Most everyone knows our Tweeter in Chief loves adjectives, and linguists who study his Twitter bursts have identified his favorites. They include some the pope might approve, depending on what nouns they modify, among them amazing, terrific, tremendous, and incredible. Others, like stupid, weak, dangerous, and bad seem meant to divide the population into groups we should listen to and care about, or not. Two more favorites, classy and smart, sound positive, although in context they most often subtly assert that certain others are stupid and lack character.

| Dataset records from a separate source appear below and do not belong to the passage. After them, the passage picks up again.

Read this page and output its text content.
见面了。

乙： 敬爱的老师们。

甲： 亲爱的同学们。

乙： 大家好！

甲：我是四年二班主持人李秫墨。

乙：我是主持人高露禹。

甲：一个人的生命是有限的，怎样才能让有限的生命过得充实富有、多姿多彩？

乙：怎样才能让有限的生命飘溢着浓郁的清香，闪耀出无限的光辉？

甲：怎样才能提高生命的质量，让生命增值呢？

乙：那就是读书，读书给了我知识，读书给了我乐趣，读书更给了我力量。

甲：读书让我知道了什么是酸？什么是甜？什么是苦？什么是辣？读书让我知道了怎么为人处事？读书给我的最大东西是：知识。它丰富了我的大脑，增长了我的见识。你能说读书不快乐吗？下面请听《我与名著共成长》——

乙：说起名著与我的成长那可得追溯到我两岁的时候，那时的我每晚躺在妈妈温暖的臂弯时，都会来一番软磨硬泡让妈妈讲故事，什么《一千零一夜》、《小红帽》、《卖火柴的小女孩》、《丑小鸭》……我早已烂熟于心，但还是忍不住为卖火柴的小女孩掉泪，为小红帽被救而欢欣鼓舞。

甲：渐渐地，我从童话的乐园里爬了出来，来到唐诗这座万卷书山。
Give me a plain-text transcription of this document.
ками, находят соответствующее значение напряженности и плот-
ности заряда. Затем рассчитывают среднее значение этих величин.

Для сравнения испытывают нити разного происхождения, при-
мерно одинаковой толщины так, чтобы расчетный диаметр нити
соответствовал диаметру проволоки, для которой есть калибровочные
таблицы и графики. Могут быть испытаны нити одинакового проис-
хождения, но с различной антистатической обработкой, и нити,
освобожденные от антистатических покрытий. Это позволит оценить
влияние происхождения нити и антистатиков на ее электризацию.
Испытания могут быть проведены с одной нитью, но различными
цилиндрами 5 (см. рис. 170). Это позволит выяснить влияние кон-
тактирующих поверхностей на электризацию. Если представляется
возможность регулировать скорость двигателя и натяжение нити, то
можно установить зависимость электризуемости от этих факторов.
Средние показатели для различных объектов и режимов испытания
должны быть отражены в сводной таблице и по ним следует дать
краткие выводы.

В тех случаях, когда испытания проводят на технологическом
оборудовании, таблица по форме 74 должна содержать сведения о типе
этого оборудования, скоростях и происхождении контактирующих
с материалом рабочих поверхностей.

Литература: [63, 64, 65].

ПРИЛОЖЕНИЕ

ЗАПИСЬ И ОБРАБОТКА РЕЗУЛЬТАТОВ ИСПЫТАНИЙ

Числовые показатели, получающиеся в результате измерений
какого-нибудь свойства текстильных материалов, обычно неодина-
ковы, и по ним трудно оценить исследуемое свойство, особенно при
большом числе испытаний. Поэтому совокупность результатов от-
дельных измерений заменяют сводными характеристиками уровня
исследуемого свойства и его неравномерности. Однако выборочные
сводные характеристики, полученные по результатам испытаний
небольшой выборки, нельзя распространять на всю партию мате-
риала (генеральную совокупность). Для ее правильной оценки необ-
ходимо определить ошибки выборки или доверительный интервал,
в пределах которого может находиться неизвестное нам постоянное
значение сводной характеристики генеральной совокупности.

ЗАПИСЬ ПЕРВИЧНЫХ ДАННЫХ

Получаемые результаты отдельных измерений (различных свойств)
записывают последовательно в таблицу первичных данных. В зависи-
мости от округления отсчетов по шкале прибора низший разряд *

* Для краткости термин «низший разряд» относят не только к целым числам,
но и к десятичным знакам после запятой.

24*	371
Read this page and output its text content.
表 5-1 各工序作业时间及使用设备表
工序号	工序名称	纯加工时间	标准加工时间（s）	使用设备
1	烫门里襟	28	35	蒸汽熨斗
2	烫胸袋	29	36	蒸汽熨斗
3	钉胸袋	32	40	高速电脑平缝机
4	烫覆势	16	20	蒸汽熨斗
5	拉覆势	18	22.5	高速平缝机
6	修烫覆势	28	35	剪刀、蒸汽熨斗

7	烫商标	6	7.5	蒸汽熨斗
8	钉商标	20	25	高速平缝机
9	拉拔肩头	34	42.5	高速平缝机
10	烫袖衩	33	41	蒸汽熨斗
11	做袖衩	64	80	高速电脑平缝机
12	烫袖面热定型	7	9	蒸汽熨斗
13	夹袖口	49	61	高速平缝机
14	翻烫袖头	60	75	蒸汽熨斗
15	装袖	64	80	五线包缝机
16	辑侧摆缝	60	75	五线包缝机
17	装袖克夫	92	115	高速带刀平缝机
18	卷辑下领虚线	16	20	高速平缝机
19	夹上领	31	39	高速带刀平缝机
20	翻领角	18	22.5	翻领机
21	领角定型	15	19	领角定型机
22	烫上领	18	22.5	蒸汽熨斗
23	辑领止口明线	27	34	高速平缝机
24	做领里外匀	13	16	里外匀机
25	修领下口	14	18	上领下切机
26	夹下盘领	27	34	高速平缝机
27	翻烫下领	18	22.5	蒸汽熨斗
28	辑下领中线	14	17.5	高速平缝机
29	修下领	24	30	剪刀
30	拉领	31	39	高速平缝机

At this point in our nation’s history, we would do well to adopt

Pope Francis’ allergy to adjectives that blatantly dehumanize others as well as those that subtly but nefariousl­y sort us into pools of caricature­s. We must also dare to disappoint the pope, however, for sometimes we need adjectives in order to see and to tell the truth. Currently that list includes unethical, illegal, criminal, unconstitu­tional, and even impeachabl­e. We dare not pretend we can our should tolerate anything and everything a president does simply because he is the president and this is how he habitually behaves. Elected citizens charged with the task must carefully examine all the facts, nouns, and verbs, and then determine as best they can whether the adjectives that prescribe our legal boundaries apply. Regardless of all the angry, adjectival arrows the president may hurl their way, they must do that work for all of us. If they fail to do it responsibl­y, even our best adjectives will mean little.